While it's easy to get caught up in the ironic fun when Barry boasts about Richmond's murder rate in 1998's "Scuffletown" ("Third per capita/Next year, number one!"), Avail songs are about much more than Richmond. They're about the way the band rips through near-metallic thrash, folky jangle, and sharp D.C. angles, with Barry declaiming up top about everything from consumerism to guilt and personal demons. And don't forget the hooks, the key that opened FM radio to many of Avail's followers. If any hardcore can be described as "lilting," it's this.

What Avail may lack in recognition, it makes up in character. Like most bands with devoted cults, the Avail crew's quirks are as lovable to its fans as they are potentially befuddling to newcomers. Drummer Ed Trask, "the new guy" at five years served, is a street muralist, one of the best-known painters in Richmond, and one of the least colorful of the bunch.

Barry, known for his exploits as an avid freight-train hopper, less so as a classical music fan and set builder/production assistant for the Richmond Ballet, is a man of contradictions. "He's a tremendously layered person," says Thompson. "Tim is a guy who's both super into politics and then at the same time, he's down to sit on his porch and drink beer with the local rednecks that live in his neighborhood and come by and kick it and talk about just bullshit."

Bassist Gwomper!, for his part, has a talent for getting arrested -- check out www.availavail.com for photos of apprehensions in progress. "His ability to navigate through sort-of bureaucratic structures and generally follow any kind of rules is pretty limited," says Thompson, who describes guitarist Banks as "the hardworking family dude."

And then there's Beau Beau, who looks and acts like he was just kicked out of Dr. Teeth and the Electric Mayhem. As official cheerleader, his duties include manic onstage dancing and backup vocals. "It was sort of like he always hung out with the band, and one day it just morphed into this thing where he ended up being on the stage, and that's been the deal ever since," says Thompson. "He's a full member of the band."

Not every band has a tatted-up male go-go dancer, but then again, few bands make music so much about being alive as Avail. And Beau Beau is Avail's human live wire. "The Beau Beau factor could definitely be a source of confusion," says Thompson, cracking up. "One that remains confusing to people to this day."
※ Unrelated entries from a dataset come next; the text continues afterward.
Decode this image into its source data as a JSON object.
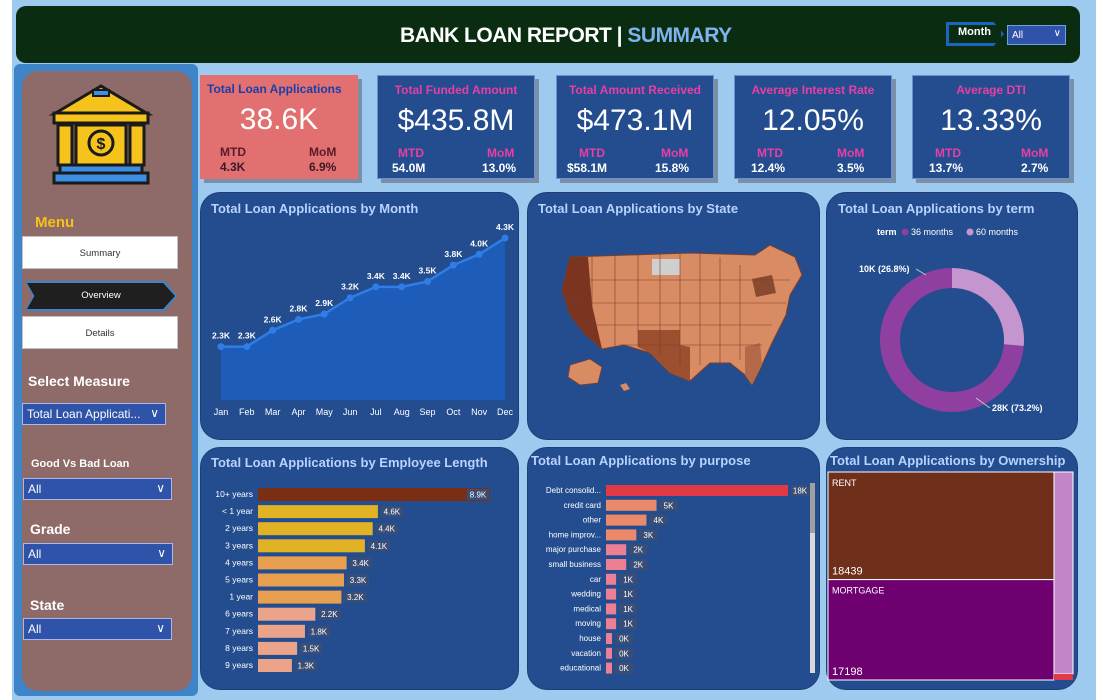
{
  "header": {
    "title_main": "BANK LOAN REPORT | ",
    "title_accent": "SUMMARY",
    "month_label": "Month",
    "month_value": "All"
  },
  "sidebar": {
    "menu_label": "Menu",
    "nav": {
      "summary": "Summary",
      "overview": "Overview",
      "details": "Details"
    },
    "select_measure": {
      "label": "Select Measure",
      "value": "Total Loan Applicati..."
    },
    "good_bad": {
      "label": "Good Vs Bad Loan",
      "value": "All"
    },
    "grade": {
      "label": "Grade",
      "value": "All"
    },
    "state": {
      "label": "State",
      "value": "All"
    }
  },
  "kpis": {
    "apps": {
      "title": "Total Loan Applications",
      "value": "38.6K",
      "mtd_label": "MTD",
      "mtd": "4.3K",
      "mom_label": "MoM",
      "mom": "6.9%"
    },
    "funded": {
      "title": "Total Funded Amount",
      "value": "$435.8M",
      "mtd_label": "MTD",
      "mtd": "54.0M",
      "mom_label": "MoM",
      "mom": "13.0%"
    },
    "received": {
      "title": "Total Amount Received",
      "value": "$473.1M",
      "mtd_label": "MTD",
      "mtd": "$58.1M",
      "mom_label": "MoM",
      "mom": "15.8%"
    },
    "interest": {
      "title": "Average Interest Rate",
      "value": "12.05%",
      "mtd_label": "MTD",
      "mtd": "12.4%",
      "mom_label": "MoM",
      "mom": "3.5%"
    },
    "dti": {
      "title": "Average DTI",
      "value": "13.33%",
      "mtd_label": "MTD",
      "mtd": "13.7%",
      "mom_label": "MoM",
      "mom": "2.7%"
    }
  },
  "colors": {
    "panel": "#234d8e",
    "line": "#2f7de6",
    "area": "#1d5cb8",
    "term_36": "#8e3fa0",
    "term_60": "#c495cf",
    "emp_top": "#7a2e12",
    "emp_mid_gold": "#e0b224",
    "emp_mid_orange": "#e8a050",
    "emp_low": "#eba48a",
    "purpose_top": "#e03a46",
    "purpose_pink": "#ec7f93",
    "rent": "#6f2f1a",
    "mortgage": "#6f006f",
    "own_other": "#c185c8"
  },
  "chart_data": [
    {
      "type": "area",
      "title": "Total Loan Applications by Month",
      "categories": [
        "Jan",
        "Feb",
        "Mar",
        "Apr",
        "May",
        "Jun",
        "Jul",
        "Aug",
        "Sep",
        "Oct",
        "Nov",
        "Dec"
      ],
      "values": [
        2.3,
        2.3,
        2.6,
        2.8,
        2.9,
        3.2,
        3.4,
        3.4,
        3.5,
        3.8,
        4.0,
        4.3
      ],
      "labels": [
        "2.3K",
        "2.3K",
        "2.6K",
        "2.8K",
        "2.9K",
        "3.2K",
        "3.4K",
        "3.4K",
        "3.5K",
        "3.8K",
        "4.0K",
        "4.3K"
      ],
      "unit": "K"
    },
    {
      "type": "map",
      "title": "Total Loan Applications by State"
    },
    {
      "type": "pie",
      "title": "Total Loan Applications by term",
      "legend_title": "term",
      "legend_position": "top",
      "slices": [
        {
          "name": "36 months",
          "value": 28,
          "label": "28K (73.2%)"
        },
        {
          "name": "60 months",
          "value": 10,
          "label": "10K (26.8%)"
        }
      ]
    },
    {
      "type": "bar",
      "orientation": "horizontal",
      "title": "Total Loan Applications by Employee Length",
      "categories": [
        "10+ years",
        "< 1 year",
        "2 years",
        "3 years",
        "4 years",
        "5 years",
        "1 year",
        "6 years",
        "7 years",
        "8 years",
        "9 years"
      ],
      "values": [
        8.9,
        4.6,
        4.4,
        4.1,
        3.4,
        3.3,
        3.2,
        2.2,
        1.8,
        1.5,
        1.3
      ],
      "labels": [
        "8.9K",
        "4.6K",
        "4.4K",
        "4.1K",
        "3.4K",
        "3.3K",
        "3.2K",
        "2.2K",
        "1.8K",
        "1.5K",
        "1.3K"
      ]
    },
    {
      "type": "bar",
      "orientation": "horizontal",
      "title": "Total Loan Applications by purpose",
      "categories": [
        "Debt consolid...",
        "credit card",
        "other",
        "home improv...",
        "major purchase",
        "small business",
        "car",
        "wedding",
        "medical",
        "moving",
        "house",
        "vacation",
        "educational"
      ],
      "values": [
        18,
        5,
        4,
        3,
        2,
        2,
        1,
        1,
        1,
        1,
        0,
        0,
        0
      ],
      "labels": [
        "18K",
        "5K",
        "4K",
        "3K",
        "2K",
        "2K",
        "1K",
        "1K",
        "1K",
        "1K",
        "0K",
        "0K",
        "0K"
      ]
    },
    {
      "type": "treemap",
      "title": "Total Loan Applications by Ownership",
      "items": [
        {
          "name": "RENT",
          "value": 18439
        },
        {
          "name": "MORTGAGE",
          "value": 17198
        }
      ]
    }
  ]
}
"You can look at our crowds and be confused, too," says Barry. "The guy with the Mohawk and the studded belt, missing his front tooth. And then there's the crusty punk with his bedroll. And then there's the dude in the Dave Matthews Band hat and khakis, who's a professional. We're looking out to a crowd of people from 20 to almost 40 years old, and they're all gettin' down. That's as confusing as we are, I guess. I'm confused by it all. But I'm not confused by how we all feel at the end of the night."